Flying from Delhi over the grey brown expanse of the north Indian plains. Slowly the landscape changes to small terraced fields and vibrant green rice paddies. The horizon to the north is what appears to be huge banks of cumulus cloud, but as we get closer the jagged snowy shapes of mountain tops start to appear, and we fly parallel to the magnificent mountain range before descending through the foothills into what seems to be the centre of Kathmandu. We are greeted by VSO staff, festooned with marigold and cornflowers garlands, and bussed through narrow streets lined with stalls selling everything from toothpaste to TVs, avoiding cows, stray dogs and children (we learn later that this was the ring road). We arrive at the Pacific (as in peaceful, not ocean) Guest House, run by a helpful Buddhist family, which is to be our home for the next few weeks. We have a big room, with screened windows on two sides, frayed carpet and curtains, a few pieces of rickety wooden furniture, and a narrow bathroom, where the drain for the shower is downhill (an unusual advantage) and there is hot water from the solar panels on the roof amongst the Buddhist prayer flags. Its tempting to spend the afternoon observing from the balcony, as we overlook what appears to be a rubbish dump, but closer inspection reveals rag pickers, a cricket game, children flying kites, a small 'farmyard' with 2 cows, 3 goats and sheep, with a dung patties covered wall behind. There is a steady procession of people – women in brightly coloured saris, old men with bow legs and embroidered caps, school boys in smart striped shirts, small children leading brown sheep on lengths of string. Poles are festooned with electric wires, conveniently looped at head height for easy maintenance. In the distance we can see foothills of the mountains.

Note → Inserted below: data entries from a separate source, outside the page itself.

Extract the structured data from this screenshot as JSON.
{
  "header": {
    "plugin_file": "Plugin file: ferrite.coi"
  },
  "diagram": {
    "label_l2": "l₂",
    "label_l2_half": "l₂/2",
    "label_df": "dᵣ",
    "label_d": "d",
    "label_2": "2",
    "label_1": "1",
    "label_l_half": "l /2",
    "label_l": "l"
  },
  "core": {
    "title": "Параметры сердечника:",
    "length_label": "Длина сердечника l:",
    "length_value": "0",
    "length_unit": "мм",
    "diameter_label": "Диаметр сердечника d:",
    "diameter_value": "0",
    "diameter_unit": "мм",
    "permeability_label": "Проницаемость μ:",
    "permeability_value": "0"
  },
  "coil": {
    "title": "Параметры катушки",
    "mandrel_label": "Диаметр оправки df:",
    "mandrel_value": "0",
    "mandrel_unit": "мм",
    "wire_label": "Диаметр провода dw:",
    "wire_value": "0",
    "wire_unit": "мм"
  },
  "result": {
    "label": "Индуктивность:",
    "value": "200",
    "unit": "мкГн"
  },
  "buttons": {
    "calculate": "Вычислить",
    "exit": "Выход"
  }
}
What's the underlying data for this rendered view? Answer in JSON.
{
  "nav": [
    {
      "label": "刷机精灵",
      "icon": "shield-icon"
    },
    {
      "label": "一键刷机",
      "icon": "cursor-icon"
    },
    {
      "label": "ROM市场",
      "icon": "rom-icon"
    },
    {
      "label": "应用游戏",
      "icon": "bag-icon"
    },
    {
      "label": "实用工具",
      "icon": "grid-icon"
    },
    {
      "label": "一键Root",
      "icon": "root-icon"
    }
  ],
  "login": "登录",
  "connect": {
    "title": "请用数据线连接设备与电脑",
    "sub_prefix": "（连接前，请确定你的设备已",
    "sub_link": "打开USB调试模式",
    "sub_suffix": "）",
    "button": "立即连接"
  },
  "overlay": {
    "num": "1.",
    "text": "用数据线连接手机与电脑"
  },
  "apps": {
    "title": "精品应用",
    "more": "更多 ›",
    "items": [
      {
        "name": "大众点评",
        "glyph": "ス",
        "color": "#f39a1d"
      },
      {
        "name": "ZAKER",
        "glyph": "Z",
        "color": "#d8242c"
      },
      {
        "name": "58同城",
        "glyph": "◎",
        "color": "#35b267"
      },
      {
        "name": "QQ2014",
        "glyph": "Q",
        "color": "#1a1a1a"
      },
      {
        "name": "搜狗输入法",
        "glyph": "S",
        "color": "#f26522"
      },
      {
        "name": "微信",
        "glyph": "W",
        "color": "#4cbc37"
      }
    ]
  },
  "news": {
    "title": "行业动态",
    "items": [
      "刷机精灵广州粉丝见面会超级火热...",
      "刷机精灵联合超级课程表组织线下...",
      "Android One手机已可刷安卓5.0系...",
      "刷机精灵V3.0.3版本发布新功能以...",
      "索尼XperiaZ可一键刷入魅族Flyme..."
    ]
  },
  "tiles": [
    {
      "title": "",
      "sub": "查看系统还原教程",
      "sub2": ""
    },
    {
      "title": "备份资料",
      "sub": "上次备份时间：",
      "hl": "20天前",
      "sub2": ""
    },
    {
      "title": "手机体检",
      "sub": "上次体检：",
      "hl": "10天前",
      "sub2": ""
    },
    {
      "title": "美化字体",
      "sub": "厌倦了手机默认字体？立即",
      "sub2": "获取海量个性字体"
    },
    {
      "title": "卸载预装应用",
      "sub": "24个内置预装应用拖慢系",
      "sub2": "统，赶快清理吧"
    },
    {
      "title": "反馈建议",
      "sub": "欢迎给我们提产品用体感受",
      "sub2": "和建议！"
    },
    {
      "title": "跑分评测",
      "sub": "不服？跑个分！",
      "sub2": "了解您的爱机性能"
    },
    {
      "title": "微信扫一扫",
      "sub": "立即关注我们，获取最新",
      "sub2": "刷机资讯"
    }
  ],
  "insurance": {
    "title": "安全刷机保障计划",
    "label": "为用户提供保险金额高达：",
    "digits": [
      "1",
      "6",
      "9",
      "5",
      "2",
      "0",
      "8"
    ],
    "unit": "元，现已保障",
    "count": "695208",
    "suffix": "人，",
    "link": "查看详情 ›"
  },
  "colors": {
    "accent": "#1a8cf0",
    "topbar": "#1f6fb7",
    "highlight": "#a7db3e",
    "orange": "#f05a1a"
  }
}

Our group is a mixture of different nationalities and ages – we are probably oldest - from England, Australia, the Netherlands, Spain, the Philippines, India and Uganda. Most of the Eurpeans arrived with us. We have our usual orientation evening wandering the local streets, going into shops, talking to people. Already it begins to feel like home (and we are excited by the potential furnishings for the house!) A gentle couple of days before we start at the language school on Sunday – a six day week here, with only Saturdays free.

We have explored the tourist area of Thamel, lined with shops selling trekking equipment, souvenirs, textiles, clothes and jewellery, visited the magnificent Kathmandu Durbar Square, and have lost ourselves in the back streets around our hotel. We are just outside the tourist area, so it seems relatively peaceful. However, after dark the dogs that sleep in the sun all day start an amazing symphonic performance that continues on and off til dawn. The music at the Hindu temple starts at 5am, and by 6 the builders are delivering materials opposite.

Sunday. We started Language School today - a 15 minute walk through the back lanes, threading our way between cows, motorcycles, bikes, rickshaws, dogs and children, through a temple complex and a left turn by an ice cream shop leads us to the apartment block where the school issituated. Will we find it again tomorrow? We sit cross legged on cushions on the floor (until the knee joints can't take it any longer. Showing the soles of one's feet is taboo in Nepali culture, so we have to be very caredful!) The first day was for us a revision of vocabulary we already knew, but it has been very helpful to speak with native Nepali speakers to try and get the sounds right. Perhaps the stall holders will not look at us with total incomprehension tomorrow! Pradeep and Silke speak Hindi so are well ahead. We have 5 teachers for 16 of us, so will get lots of help and the opportunity to work at our own pace. I love being back in a classroom!